Engineer Grenville M. Dodge surveyed the westward route of the Rock Island Railroad to Council Bluffs in 1853. Years later, Dodge would survey the route west from Council Bluffs that enabled the city to become the eastern terminus of the transcontinental railroad.
The construction of the transcontinental railroad played a major role in the development of southwest Iowa, and vice-versa. The history of this era is well preserved in our depot and museum. It is the last survivor of a half-dozen passenger depots which at one time dotted the Council Bluffs landscape.

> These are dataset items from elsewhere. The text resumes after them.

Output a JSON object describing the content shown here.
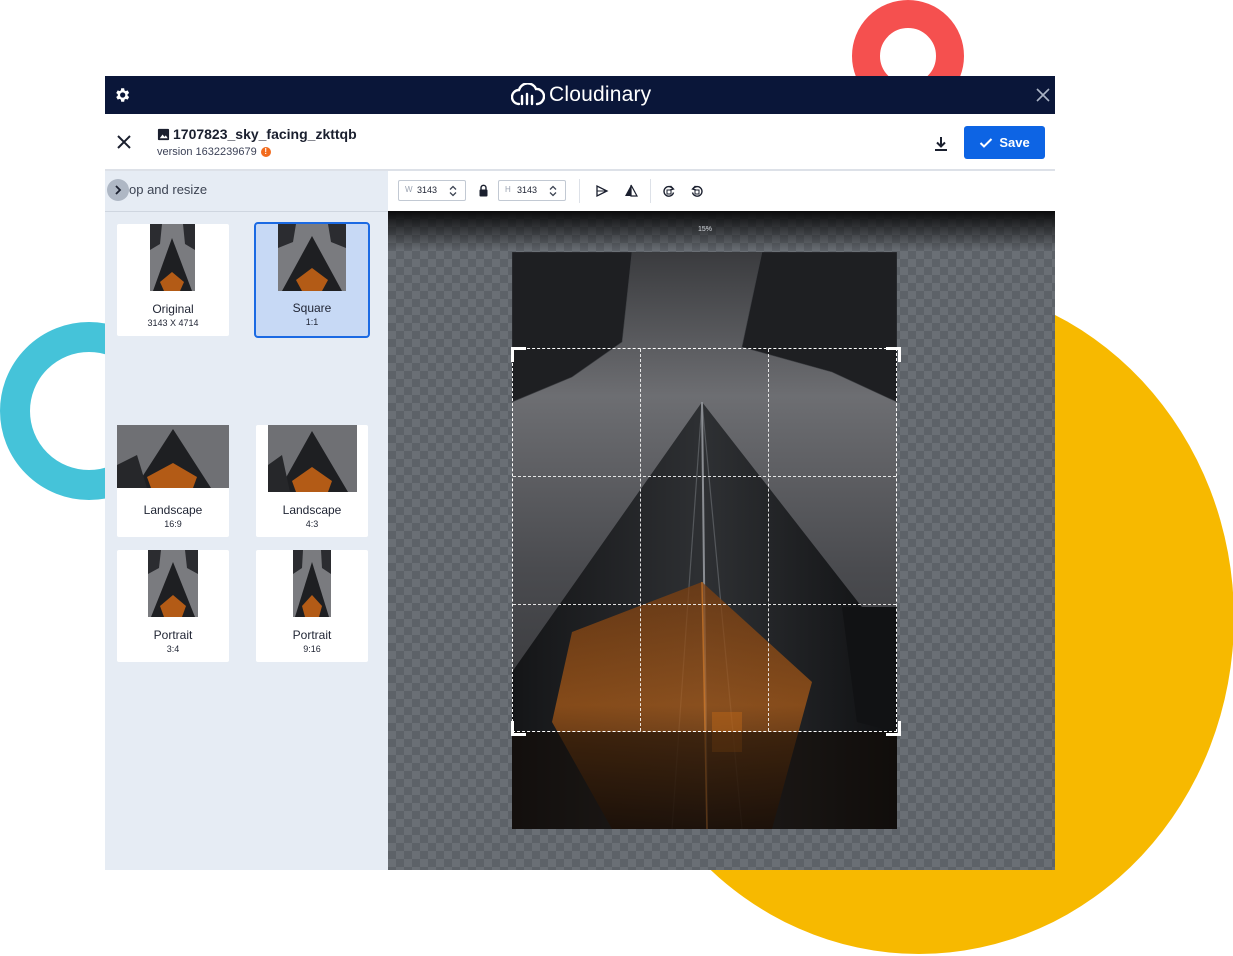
{
  "app": {
    "brand_name": "Cloudinary",
    "accent_color": "#0d64e4",
    "topbar_color": "#0a1639"
  },
  "header": {
    "file_name": "1707823_sky_facing_zkttqb",
    "version_text": "version 1632239679",
    "warning_badge": "!",
    "save_label": "Save"
  },
  "sidebar": {
    "title": "op and resize",
    "presets": [
      {
        "name": "Original",
        "dims": "3143 X 4714",
        "selected": false
      },
      {
        "name": "Square",
        "dims": "1:1",
        "selected": true
      },
      {
        "name": "Landscape",
        "dims": "16:9",
        "selected": false
      },
      {
        "name": "Landscape",
        "dims": "4:3",
        "selected": false
      },
      {
        "name": "Portrait",
        "dims": "3:4",
        "selected": false
      },
      {
        "name": "Portrait",
        "dims": "9:16",
        "selected": false
      }
    ]
  },
  "toolbar": {
    "width_label": "W",
    "width_value": "3143",
    "height_label": "H",
    "height_value": "3143",
    "icons": [
      "lock-icon",
      "flip-horizontal-icon",
      "flip-vertical-icon",
      "rotate-right-icon",
      "rotate-left-icon"
    ]
  },
  "canvas": {
    "zoom_text": "15%"
  }
}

In 1984 the Society and the Greater Omaha Society of Model Railroad Engineers (GOSOME) joined forces with Council Bluffs to save one of the last remaining depots in Council Bluffs. In 1985, the City of Council Bluffs leased the Depot to the Society with instructions to restore the Depot into a tourist attraction and information center. On July 21, 1995, the Depot was placed on the National Register of Historic Places.
The renovation of the Depot and transformation into the RailsWest Railroad Museum took great effort. There was much rotted wood, much of the tile roof needed replacement, and a complete interior renovation was necessary. GOSOME relocated its extensive HO scale model railroad display from Omaha’s Western Heritage Museum, which was undergoing renovations of its own. Today the GOSOME display is located in the former freight section of the depot.
The RailsWest Railroad Museum is located in the former waiting rooms. There was a separate south waiting room for women and children, and north waiting room for men. The Museum includes a gift shop, railroad artifacts and exhibits, and the former ticket office.
The Museum has displays of dining car silverware, a telegraph office, and memorabilia such as porters' uniforms and ticket stubs. It has a large collection of daily newspapers chronicling the rise and fall of the railroads."